Ozerden further determined the regulation in question was “reasonable in light of the purpose served by the forum.”

“The Government has a legitimate and reasonable interest in promoting harmony among residents, visitors, and employees at the AFRH-G because of the unique nature of the forum,” the opinion goes on. “The AFRH-G’s purpose is to provide residences and related services, primarily mental and physical health services, to veterans.”

And, though the regulation targets political speech, the court notes that the ban on political speech does “not discriminate against speech on the basis of viewpoint” and “is viewpoint neutral because it bans all ‘political’ apparel and signage.”
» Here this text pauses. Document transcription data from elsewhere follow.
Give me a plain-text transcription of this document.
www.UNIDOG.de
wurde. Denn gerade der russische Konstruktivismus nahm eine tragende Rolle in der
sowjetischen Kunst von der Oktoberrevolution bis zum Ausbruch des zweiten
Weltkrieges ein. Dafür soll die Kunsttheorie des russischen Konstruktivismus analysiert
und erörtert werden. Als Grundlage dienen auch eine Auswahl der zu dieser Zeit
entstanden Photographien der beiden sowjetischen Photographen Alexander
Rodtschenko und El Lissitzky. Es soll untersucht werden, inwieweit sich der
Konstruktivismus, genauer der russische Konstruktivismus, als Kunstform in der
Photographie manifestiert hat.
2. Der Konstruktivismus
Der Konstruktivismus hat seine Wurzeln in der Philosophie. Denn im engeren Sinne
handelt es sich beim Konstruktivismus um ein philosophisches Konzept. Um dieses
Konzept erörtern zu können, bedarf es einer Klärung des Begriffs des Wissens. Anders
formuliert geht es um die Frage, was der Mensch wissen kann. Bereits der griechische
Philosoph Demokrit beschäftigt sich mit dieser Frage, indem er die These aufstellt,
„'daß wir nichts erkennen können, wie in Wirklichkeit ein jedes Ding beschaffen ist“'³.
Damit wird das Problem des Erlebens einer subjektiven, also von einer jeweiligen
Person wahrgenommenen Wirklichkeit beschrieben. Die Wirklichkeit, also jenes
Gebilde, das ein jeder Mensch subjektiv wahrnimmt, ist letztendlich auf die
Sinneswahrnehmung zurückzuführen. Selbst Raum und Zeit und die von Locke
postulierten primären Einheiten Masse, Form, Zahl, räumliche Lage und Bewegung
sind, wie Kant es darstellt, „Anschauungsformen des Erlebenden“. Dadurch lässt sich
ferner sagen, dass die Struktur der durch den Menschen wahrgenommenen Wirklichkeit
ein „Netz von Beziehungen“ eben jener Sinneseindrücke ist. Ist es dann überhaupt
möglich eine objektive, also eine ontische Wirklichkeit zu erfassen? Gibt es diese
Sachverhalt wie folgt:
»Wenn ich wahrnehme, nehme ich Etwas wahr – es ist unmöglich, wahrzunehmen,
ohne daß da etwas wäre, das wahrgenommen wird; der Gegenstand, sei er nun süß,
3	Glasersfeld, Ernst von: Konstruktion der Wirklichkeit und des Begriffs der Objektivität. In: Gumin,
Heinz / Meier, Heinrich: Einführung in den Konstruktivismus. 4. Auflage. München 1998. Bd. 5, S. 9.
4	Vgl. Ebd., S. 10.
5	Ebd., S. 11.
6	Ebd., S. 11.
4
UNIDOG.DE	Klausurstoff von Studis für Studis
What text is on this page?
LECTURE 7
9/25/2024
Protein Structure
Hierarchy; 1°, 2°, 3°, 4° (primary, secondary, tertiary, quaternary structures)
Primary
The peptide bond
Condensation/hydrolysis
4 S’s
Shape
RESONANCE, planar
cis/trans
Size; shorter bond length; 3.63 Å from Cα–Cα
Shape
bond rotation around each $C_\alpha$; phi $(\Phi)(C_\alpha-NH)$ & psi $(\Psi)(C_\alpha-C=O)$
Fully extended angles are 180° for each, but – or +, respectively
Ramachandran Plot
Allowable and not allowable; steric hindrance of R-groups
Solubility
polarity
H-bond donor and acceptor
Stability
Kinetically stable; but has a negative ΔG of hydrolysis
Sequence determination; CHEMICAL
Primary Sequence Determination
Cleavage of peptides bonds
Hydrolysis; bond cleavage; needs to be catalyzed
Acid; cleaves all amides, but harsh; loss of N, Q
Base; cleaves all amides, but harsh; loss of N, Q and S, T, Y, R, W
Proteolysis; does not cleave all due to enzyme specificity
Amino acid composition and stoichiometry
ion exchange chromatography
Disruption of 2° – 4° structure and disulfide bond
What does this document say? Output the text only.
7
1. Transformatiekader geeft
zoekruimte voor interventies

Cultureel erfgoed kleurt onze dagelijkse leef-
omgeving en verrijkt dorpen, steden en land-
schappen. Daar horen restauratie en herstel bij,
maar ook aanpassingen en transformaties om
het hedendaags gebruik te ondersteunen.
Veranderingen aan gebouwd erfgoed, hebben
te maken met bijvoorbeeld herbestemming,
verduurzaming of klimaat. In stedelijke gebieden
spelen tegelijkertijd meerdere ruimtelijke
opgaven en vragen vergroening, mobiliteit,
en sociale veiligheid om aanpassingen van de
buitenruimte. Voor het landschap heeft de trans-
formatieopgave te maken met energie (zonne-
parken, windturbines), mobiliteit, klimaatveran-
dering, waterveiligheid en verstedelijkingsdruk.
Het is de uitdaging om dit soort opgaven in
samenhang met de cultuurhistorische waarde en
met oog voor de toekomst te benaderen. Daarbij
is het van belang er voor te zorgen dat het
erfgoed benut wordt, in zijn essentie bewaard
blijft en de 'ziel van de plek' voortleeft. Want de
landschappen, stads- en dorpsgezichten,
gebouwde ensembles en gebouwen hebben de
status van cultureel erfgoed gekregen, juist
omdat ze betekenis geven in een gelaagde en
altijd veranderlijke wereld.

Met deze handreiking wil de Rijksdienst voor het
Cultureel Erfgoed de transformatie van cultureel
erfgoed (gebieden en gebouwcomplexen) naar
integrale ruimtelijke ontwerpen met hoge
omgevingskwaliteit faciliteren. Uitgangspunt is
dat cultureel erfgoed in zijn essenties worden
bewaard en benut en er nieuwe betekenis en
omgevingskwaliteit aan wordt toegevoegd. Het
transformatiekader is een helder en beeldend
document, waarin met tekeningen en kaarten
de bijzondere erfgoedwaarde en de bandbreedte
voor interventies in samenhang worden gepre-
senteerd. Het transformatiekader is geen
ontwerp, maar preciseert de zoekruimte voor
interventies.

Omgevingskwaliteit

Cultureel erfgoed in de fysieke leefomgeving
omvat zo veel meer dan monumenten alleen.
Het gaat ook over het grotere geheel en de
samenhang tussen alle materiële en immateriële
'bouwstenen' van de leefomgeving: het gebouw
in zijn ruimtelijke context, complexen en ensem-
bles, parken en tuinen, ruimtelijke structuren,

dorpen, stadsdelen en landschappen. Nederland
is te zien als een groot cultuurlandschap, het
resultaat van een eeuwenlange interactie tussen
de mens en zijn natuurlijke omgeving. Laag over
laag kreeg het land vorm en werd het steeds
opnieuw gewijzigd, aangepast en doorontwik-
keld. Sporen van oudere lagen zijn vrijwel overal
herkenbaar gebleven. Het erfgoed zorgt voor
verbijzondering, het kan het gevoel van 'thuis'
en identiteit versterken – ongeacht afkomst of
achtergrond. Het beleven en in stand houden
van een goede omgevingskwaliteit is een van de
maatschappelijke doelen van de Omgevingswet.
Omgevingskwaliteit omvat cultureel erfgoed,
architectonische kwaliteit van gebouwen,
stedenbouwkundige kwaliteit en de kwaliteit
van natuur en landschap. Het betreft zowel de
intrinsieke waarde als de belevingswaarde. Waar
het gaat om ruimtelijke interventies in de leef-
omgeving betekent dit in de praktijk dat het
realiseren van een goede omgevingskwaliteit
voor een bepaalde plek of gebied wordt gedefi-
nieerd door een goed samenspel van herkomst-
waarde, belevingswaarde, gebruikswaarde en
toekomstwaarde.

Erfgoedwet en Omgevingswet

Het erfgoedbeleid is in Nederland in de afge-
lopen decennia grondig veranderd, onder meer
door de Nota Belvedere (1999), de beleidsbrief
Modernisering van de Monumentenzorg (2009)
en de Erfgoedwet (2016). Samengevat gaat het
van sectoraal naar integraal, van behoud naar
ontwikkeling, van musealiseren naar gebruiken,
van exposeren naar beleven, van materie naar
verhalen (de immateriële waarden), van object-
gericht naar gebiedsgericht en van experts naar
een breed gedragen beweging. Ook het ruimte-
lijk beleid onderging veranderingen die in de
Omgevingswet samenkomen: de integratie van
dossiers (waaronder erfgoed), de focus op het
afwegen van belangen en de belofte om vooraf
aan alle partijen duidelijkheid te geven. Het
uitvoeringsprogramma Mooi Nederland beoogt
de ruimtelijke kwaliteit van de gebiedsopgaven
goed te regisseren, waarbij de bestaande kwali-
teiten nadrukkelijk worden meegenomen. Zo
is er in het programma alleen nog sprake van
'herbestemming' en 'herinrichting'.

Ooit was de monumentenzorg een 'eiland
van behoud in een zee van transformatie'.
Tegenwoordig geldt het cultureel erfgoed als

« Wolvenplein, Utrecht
The order goes on to reject Fuselier’s claims that the regulation “is unconstitutionally vague” by explaining how the government “has provided an interpretation clarifying its scope.”

“Plaintiff remains free to exercise—and indeed should exercise—his First Amendment rights in parks, on sidewalks, and in other public spaces,” the opinion concludes. “Our Republic is healthiest when the public is exposed not only to ideas they ascribe to, but also, and especially, to those they do not.”